Der Plan der Vereinigten Staaten von Amerika scheint darauf abzuzielen, Russland in eine Okkupation zu locken. Das würde die Beziehungen zwischen der EU und Russland zerstören, die NATO ermutigen und den Vereinigten Staaten von Amerika helfen, die Europäische Union als Juniorpartner unter ihrer Kontrolle zu halten. Es gäbe in dieser Situation eine Reihe von positiven wirtschaftlichen Auswirkungen für die Vereinigten Staaten von Amerika. Der Verkauf von mehr Waffen und zusätzliche Anteile am Energiemarkt sind nur der Beginn.

Aus zwei Gründen ist anzunehmen, dass dieser Plan scheitern wird:

Erstens: Russland wird den Köder nicht schlucken. Die Menschen, die mehr lokale Autonomie in der Ukraine verlangen, sind ganz und gar in der Lage, ihre Sache eigenständig zu vertreten. Sollten einige getötet werden wie in Odessa, werden noch mehr aufstehen. Außer den Leuten vom Rechten Sektor, die jetzt in die Nationalgarde integriert sind, gibt es keine loyalen Soldaten, die die Putschistenregierung in Kiew gegen die Menschen einsetzen könnte.
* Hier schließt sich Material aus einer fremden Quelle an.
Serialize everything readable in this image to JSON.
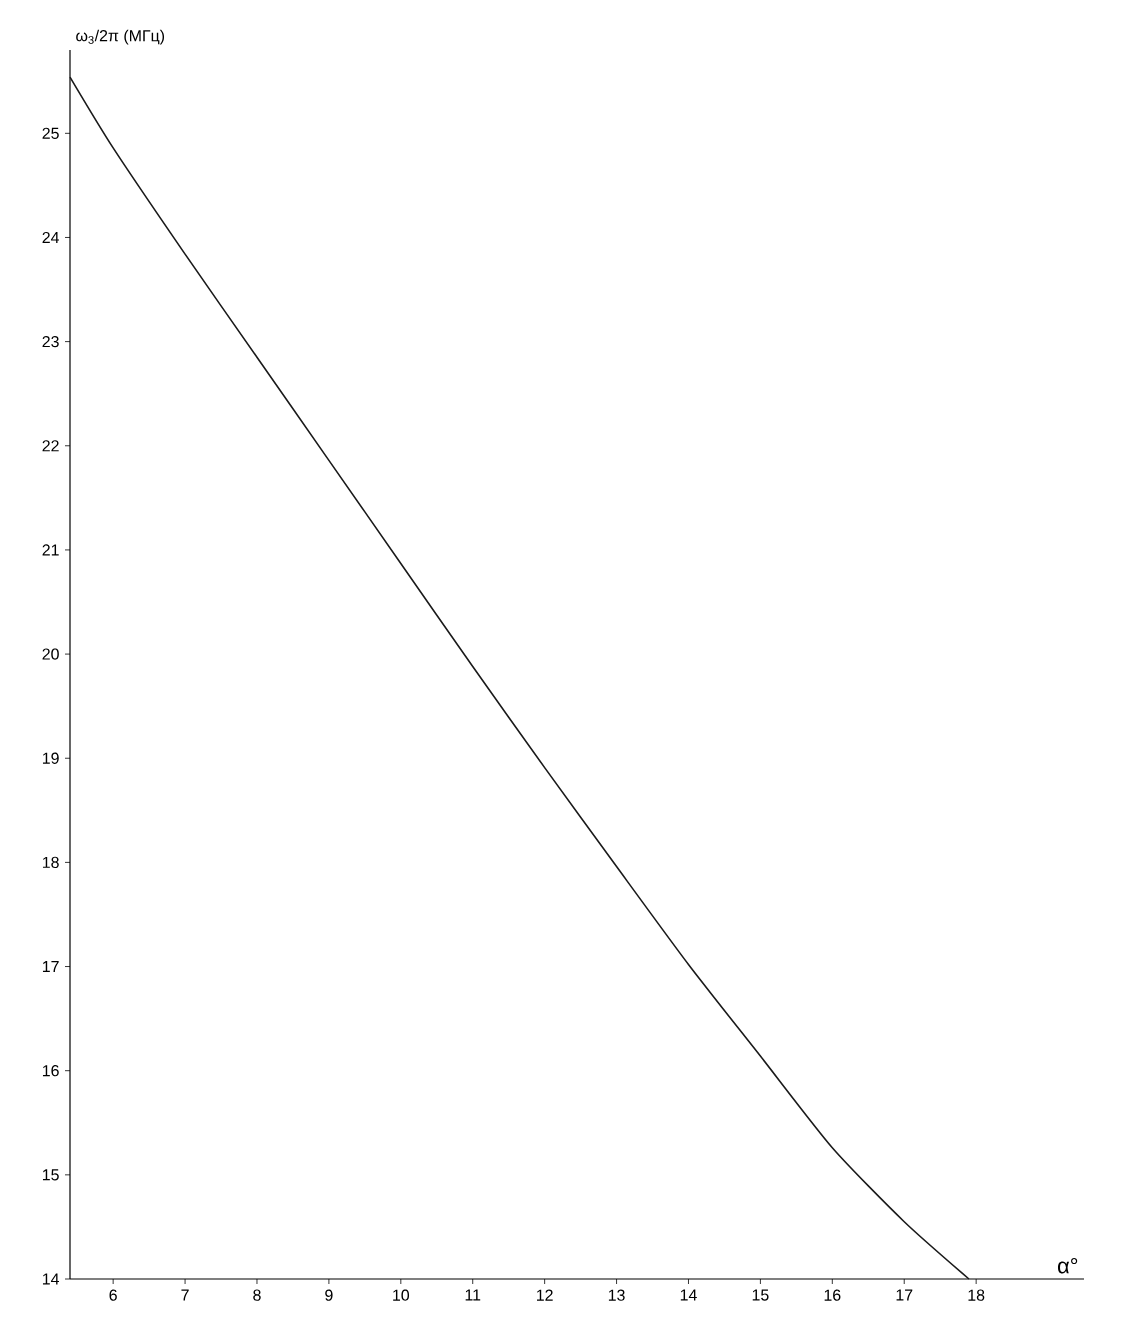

Der große Fehler, den die Putschistenregierung machte, und damit einen Fehler wiederholte, den die Vereinigten Staaten von Amerika im Irak gemacht hatten, war die Auflösung der staatlichen Bereitschaftspolizei Berkut. Diese jetzt arbeitslosen geschulten Kämpfer bilden mit ehemaligen sowjetischen Soldaten das militärische Rückgrat der Föderalisten. Es besteht daher keine Notwendigkeit für Russland, offen zu intervenieren. Die Putschistenregierung in Kiew ist bereits ein sterbendes Gebilde.
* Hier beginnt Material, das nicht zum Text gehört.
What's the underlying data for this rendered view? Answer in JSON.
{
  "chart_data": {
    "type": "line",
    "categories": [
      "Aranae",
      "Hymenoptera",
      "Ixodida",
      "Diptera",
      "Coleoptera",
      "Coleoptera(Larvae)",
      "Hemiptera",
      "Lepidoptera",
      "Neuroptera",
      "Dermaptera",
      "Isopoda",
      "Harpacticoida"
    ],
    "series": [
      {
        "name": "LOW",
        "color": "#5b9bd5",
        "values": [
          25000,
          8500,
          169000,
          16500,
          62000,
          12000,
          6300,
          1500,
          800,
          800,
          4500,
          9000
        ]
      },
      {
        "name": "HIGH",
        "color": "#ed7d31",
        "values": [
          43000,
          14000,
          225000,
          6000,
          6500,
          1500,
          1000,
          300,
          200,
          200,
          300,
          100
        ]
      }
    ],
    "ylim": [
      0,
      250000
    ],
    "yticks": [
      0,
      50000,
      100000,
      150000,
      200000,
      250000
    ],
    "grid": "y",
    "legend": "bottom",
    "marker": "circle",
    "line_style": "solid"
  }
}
Zweitens: Viele Menschen in Europa haben das schändliche Vorhaben der Vereinigten Staaten von Amerika durchschaut und protestieren gegen das sklavische Verhalten ihrer Politiker bei der Befolgung der Vorgaben der Vereinigten Staaten von Amerika. Der politische Druck gegen das Schlechtmachen Russlands baut sich auf. Über jeden pro-NATO/anti-Russland-Bericht in den Medien, und davon gibt es viele, wird in den Leserkommentaren hergezogen. Einige Mitglieder der europäischen Elite wenden sich offen gegen die von den Vereinigten Staaten von Amerika herbeigeführte antirussische Propaganda. Sogar die zuverlässigste transatlantische Boulevardzeitung in Deutschland, Bild berichtet, dass die CIA und das FBI mit Dutzenden von Agenten den Laden in Kiew schmeißen. Der Bericht beruht auf „deutschen Sicherheitsquellen,“ was mich annehmen lässt, dass die deutsche Regierung nach Möglichkeiten sucht, Washingtons Zügen etwas entgegenzusetzen. Der deutsche Außenminister Steinmeier forderte gerade eine zweite Genfer Konferenz, um eine Lösung für die Situation zu finden.

Ohne russische Intervention und ohne deutsche Unterstützung wird die Kampagne der Vereinigten Staaten von Amerika gegen Russland kaum ihr zweites Ziel, nämlich die Isolierung Russlands, erreichen. Das erste Ziel, der Hafen Sevastopol auf der Krim, war schon verloren, als Russland sich wieder mit der Halbinsel vereinigte.

Washington bleibt da nur, in der Ukraine noch mehr Chaos anzurichten und zu hoffen, dass irgendwie aus einem totalen Chaos eine neue Chance erwächst, es Russland zu zeigen. Da sie keine wirkliche Richtung verfolgt, wird auch diese Strategie wahrscheinlich keinen Erfolg haben.